Меня трясло от злости на саму себя, ведь я дала слабину и наплевала на свои собственные убеждения. Что же я творила?! Как же стыдно мне было находиться наедине с самой собой! Какой же противной я казалась себе… Ведь я превращалась в ту девку, которой назвал меня Иван! Это же я кричала Лёльке когда-то, что даже одним глазком не посмотрю в сторону немцев! А сама?!
Пол утра я бессонно провалялась в постели. Несмотря на то, что кровать была по-королевски мягкой и удобной, я не смогла сомкнуть глаз. И первые лучики солнца за окном были и вовсе не причем. Всю усталость как рукой сняло после происшествия с Мюллером. Меня настолько потрясло его прикосновение и неожиданная откровенность, что тело мое вмиг забыло про сон.
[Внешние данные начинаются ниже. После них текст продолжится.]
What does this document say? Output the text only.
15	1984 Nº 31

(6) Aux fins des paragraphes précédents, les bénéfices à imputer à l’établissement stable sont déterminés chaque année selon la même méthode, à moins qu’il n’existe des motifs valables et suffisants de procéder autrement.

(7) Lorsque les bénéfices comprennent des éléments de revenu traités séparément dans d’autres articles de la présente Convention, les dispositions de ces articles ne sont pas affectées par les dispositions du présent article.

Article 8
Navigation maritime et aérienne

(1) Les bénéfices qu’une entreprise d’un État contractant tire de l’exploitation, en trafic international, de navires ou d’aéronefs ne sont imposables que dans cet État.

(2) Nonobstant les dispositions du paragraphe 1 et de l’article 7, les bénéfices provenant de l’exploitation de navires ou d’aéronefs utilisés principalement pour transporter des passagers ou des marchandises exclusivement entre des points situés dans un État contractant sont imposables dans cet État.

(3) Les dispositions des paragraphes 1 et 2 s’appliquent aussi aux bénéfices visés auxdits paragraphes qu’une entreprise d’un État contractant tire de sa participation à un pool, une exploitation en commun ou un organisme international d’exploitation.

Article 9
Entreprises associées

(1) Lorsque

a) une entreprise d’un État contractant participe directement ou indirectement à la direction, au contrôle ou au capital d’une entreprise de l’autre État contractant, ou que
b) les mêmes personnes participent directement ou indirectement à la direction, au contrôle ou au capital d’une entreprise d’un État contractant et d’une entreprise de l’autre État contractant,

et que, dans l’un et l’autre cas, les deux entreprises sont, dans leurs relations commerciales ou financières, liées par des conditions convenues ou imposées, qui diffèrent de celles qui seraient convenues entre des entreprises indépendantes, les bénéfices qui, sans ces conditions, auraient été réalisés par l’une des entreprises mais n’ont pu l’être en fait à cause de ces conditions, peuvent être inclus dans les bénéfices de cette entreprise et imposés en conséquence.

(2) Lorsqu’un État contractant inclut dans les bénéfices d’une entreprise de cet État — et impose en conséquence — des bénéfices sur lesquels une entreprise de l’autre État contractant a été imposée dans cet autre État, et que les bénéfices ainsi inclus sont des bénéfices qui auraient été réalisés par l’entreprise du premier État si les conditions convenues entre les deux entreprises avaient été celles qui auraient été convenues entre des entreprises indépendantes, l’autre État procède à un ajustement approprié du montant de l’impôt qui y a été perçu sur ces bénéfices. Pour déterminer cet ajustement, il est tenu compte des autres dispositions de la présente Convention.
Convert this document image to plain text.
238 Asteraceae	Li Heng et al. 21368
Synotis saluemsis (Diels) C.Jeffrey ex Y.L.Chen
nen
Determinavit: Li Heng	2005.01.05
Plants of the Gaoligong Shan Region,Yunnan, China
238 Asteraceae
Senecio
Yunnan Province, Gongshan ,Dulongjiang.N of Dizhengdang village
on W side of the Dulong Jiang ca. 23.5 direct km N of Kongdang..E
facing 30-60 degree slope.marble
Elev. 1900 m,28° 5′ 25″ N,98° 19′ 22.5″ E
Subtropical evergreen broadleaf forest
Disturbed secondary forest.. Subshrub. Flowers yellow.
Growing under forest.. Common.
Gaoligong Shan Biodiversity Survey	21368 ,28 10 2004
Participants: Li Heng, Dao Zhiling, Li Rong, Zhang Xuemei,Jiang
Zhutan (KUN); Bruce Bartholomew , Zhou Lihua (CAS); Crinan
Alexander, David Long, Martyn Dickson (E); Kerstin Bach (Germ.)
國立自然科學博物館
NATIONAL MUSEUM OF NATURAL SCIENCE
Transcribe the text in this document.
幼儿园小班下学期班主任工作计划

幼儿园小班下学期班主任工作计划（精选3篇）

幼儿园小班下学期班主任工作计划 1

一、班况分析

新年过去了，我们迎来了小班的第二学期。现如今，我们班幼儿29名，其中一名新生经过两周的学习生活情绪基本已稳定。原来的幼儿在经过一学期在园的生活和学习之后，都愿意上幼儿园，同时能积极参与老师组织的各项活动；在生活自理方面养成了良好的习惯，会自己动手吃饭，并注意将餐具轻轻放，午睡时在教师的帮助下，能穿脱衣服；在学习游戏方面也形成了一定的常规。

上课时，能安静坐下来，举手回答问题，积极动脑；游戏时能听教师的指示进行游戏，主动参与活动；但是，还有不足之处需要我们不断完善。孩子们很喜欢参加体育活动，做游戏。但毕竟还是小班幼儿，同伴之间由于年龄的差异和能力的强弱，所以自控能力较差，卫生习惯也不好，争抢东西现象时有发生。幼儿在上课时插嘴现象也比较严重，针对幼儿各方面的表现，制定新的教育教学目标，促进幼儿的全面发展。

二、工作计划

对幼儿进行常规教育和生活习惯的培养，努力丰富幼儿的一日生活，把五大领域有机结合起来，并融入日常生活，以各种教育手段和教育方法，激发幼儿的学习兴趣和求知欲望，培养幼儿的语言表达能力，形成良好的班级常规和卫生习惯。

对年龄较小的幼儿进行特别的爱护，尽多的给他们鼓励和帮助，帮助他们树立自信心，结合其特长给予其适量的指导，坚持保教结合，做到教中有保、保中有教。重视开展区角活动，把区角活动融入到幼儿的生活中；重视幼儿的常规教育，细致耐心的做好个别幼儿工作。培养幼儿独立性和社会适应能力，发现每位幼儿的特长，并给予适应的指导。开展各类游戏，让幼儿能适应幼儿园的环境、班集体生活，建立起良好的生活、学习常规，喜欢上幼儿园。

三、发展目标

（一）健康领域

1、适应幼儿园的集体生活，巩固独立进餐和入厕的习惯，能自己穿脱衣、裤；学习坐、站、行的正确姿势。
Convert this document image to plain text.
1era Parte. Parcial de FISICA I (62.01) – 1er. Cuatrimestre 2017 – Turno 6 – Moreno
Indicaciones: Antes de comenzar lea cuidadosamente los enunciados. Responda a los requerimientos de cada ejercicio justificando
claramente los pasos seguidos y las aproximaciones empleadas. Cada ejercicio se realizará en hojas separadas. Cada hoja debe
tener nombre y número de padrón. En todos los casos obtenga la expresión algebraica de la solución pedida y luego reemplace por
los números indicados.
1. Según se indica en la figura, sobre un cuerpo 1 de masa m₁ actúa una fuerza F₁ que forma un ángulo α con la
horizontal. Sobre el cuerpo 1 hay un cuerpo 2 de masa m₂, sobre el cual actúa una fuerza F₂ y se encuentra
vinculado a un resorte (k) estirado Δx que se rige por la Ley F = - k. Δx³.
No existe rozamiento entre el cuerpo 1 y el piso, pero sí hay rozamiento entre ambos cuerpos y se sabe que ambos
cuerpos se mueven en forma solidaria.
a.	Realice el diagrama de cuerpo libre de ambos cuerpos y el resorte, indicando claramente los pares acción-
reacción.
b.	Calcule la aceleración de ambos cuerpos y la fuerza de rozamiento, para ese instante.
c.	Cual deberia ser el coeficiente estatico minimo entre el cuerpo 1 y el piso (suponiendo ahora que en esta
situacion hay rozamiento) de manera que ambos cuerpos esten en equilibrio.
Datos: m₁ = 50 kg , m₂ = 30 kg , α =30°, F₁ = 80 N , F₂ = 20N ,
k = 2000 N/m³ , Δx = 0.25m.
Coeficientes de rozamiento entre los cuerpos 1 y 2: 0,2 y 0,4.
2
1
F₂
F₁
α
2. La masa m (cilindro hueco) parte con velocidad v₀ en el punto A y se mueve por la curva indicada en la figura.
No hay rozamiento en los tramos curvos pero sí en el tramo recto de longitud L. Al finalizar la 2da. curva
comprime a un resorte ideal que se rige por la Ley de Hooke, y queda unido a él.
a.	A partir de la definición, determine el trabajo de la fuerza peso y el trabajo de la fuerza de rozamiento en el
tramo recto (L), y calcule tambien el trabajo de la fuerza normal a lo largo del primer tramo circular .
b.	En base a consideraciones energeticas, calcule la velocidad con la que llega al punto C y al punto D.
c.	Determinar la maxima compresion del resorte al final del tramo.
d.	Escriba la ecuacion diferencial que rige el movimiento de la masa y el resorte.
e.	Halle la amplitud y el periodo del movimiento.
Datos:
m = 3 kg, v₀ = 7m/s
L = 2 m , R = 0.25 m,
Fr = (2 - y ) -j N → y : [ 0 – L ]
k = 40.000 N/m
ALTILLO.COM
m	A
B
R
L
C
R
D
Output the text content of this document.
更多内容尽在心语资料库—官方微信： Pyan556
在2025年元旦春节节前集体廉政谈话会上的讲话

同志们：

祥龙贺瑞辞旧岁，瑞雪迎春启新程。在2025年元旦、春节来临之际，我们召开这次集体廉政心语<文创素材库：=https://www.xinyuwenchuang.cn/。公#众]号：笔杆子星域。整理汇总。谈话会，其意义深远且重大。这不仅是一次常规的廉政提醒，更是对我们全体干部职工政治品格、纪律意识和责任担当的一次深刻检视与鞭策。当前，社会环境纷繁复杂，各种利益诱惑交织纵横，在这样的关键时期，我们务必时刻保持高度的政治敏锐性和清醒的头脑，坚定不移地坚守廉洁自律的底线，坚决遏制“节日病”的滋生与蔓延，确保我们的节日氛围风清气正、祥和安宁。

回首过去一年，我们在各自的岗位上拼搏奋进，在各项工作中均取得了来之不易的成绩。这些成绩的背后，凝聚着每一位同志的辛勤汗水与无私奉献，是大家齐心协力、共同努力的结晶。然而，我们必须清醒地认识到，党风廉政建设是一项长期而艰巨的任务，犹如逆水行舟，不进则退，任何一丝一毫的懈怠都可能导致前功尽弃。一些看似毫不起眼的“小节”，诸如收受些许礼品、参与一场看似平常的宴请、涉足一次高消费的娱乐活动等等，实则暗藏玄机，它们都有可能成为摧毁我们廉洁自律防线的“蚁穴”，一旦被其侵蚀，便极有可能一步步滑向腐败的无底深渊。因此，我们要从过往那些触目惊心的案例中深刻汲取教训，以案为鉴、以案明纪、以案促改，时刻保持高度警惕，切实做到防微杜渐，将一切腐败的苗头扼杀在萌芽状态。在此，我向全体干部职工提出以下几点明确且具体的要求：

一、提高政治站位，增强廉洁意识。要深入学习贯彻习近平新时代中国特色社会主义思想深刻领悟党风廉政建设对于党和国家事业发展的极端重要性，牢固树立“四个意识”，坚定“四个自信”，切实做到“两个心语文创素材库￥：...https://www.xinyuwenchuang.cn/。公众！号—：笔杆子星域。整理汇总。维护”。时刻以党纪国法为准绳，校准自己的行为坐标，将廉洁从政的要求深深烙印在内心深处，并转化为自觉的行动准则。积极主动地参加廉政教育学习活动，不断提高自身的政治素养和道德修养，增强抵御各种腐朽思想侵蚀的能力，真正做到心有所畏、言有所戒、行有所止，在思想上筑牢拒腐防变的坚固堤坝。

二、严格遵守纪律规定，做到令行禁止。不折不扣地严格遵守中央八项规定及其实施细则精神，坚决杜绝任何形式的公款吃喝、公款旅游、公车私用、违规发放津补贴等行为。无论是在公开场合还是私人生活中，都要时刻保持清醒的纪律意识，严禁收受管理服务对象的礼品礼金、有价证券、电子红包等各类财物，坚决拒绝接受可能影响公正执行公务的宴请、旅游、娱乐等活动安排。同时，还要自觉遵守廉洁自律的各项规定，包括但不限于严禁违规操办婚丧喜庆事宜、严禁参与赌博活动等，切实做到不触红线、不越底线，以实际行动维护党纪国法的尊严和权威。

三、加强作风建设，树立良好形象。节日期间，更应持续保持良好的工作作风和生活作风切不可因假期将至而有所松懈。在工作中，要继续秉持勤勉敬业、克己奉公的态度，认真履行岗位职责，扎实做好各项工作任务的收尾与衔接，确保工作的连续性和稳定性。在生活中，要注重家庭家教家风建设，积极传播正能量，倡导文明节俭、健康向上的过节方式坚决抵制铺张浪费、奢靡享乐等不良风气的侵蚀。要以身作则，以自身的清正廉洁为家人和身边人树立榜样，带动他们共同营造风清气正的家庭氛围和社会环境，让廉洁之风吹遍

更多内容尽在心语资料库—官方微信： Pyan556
Все мысли были заняты лишь одним человеком.
Тяжело было, что немцы так близко. Что он был так близко…
Глава 18
В помещении раздался неторопливый дверной стук.
Судя по тому, что раздавался он чуть больше минуты, я все же заснула. Распахнуть глаза оказалось непосильной задачей, но я силком заставила себя встать с постели и открыть замок. За дверью стояла женщина лет тридцати-тридцати пяти с серебряным подносом еды в руках. Кажется, ее звали Эмма.